Ethics of using human shield

  • A territory is nothing without its people. Keeping Kashmir engaged with the idea of India means building bridges with its people, and giving them stakes in it.
  • Army sources have been quoted as saying it was for just about 100 metres. But such questions relating to distance are hardly the issue. The larger point here is that, it amounts to an instance of gross human rights violation, and must officially be called out in clear terms.
  • Even the instances like this and other scenes of alleged excesses by soldiers are washing away all the progress achieved in the Valley.
  • At last, the arguments that this was the “best way” to teach the Valley’s stone pelters a lesson, or that this method “saved lives” as the soldiers did not have to shoot anyone, or that soldiers have a right to protect themselves even if it means tying a man to their jeep, do not hold.
  • Quite simply, the state cannot equate itself with those challenging its writ.
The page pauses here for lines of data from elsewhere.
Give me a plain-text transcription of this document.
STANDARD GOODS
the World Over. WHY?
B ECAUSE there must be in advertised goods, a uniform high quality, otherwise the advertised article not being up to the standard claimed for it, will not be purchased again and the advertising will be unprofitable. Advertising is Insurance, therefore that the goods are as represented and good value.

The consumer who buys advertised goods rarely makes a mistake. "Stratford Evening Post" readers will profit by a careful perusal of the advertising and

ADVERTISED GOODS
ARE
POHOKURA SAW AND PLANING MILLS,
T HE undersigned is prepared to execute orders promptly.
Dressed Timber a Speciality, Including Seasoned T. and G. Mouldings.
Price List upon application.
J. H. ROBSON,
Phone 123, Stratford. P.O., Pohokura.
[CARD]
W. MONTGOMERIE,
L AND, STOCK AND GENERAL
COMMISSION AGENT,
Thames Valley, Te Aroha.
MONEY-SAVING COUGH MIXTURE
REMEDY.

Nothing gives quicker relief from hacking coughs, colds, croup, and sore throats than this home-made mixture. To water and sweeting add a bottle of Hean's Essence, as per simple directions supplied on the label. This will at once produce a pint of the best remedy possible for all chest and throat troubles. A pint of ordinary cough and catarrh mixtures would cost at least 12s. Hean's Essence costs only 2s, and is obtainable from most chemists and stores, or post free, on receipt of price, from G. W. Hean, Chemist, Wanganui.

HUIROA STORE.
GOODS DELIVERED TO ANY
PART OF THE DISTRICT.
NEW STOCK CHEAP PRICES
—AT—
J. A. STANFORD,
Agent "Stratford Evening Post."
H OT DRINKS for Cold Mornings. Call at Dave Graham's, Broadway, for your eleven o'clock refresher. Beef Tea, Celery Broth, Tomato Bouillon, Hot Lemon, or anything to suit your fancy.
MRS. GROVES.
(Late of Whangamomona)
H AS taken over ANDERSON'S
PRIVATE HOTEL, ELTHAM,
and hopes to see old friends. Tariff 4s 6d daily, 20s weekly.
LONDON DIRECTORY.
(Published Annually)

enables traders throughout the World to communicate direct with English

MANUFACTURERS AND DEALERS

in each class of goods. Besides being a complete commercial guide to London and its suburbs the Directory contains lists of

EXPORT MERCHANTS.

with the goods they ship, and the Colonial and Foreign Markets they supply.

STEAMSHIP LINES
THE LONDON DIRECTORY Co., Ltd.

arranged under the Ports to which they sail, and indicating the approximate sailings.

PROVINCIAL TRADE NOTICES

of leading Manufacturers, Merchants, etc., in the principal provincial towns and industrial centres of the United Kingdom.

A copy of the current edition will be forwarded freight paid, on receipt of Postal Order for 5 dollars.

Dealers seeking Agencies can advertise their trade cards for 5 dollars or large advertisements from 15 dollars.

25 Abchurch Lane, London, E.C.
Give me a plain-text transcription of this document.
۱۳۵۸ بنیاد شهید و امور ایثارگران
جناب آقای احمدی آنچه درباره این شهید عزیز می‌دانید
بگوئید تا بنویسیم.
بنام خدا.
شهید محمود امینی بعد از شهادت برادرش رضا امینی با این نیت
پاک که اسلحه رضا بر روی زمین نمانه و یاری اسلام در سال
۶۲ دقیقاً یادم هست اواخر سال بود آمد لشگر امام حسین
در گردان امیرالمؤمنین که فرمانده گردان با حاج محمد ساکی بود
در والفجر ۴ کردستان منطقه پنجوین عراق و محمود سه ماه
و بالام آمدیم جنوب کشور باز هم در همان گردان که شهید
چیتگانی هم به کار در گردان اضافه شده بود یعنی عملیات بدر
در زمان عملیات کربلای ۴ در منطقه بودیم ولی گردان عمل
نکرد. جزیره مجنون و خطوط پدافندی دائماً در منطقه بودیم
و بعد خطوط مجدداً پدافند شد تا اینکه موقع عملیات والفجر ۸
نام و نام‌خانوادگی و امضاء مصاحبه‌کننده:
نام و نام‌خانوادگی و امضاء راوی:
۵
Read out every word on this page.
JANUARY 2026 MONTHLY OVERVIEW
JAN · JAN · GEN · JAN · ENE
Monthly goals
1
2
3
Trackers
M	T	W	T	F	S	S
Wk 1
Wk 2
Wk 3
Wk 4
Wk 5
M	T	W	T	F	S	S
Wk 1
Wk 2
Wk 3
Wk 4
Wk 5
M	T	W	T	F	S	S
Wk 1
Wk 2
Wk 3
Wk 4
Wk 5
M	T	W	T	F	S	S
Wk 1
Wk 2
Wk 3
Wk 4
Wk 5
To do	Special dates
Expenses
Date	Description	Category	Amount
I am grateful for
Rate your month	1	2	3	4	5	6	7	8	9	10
If it does so, it runs the risk of losing its moral legitimacy over them.

Way ahead

  • Government and particularly the Army must send out a message to every soldier in the Valley, and elsewhere in the country too, that such aberrations will not be tolerated. Because they tarnish the image of the army as an institution.
  • Moreover, Army’s response must also publicly affirm its Code of Conduct vis-à-vis civilians, which includes the clause, “Violation of human rights must be avoided under all circumstances, even at the cost of operational success.”

Question: Though Indian armed forces have been far disciplined and efficient but what possible reforms should be initiated in the army to sensitize the personnel so that anytime in future it is not even accused of any sort of alleged war crimes?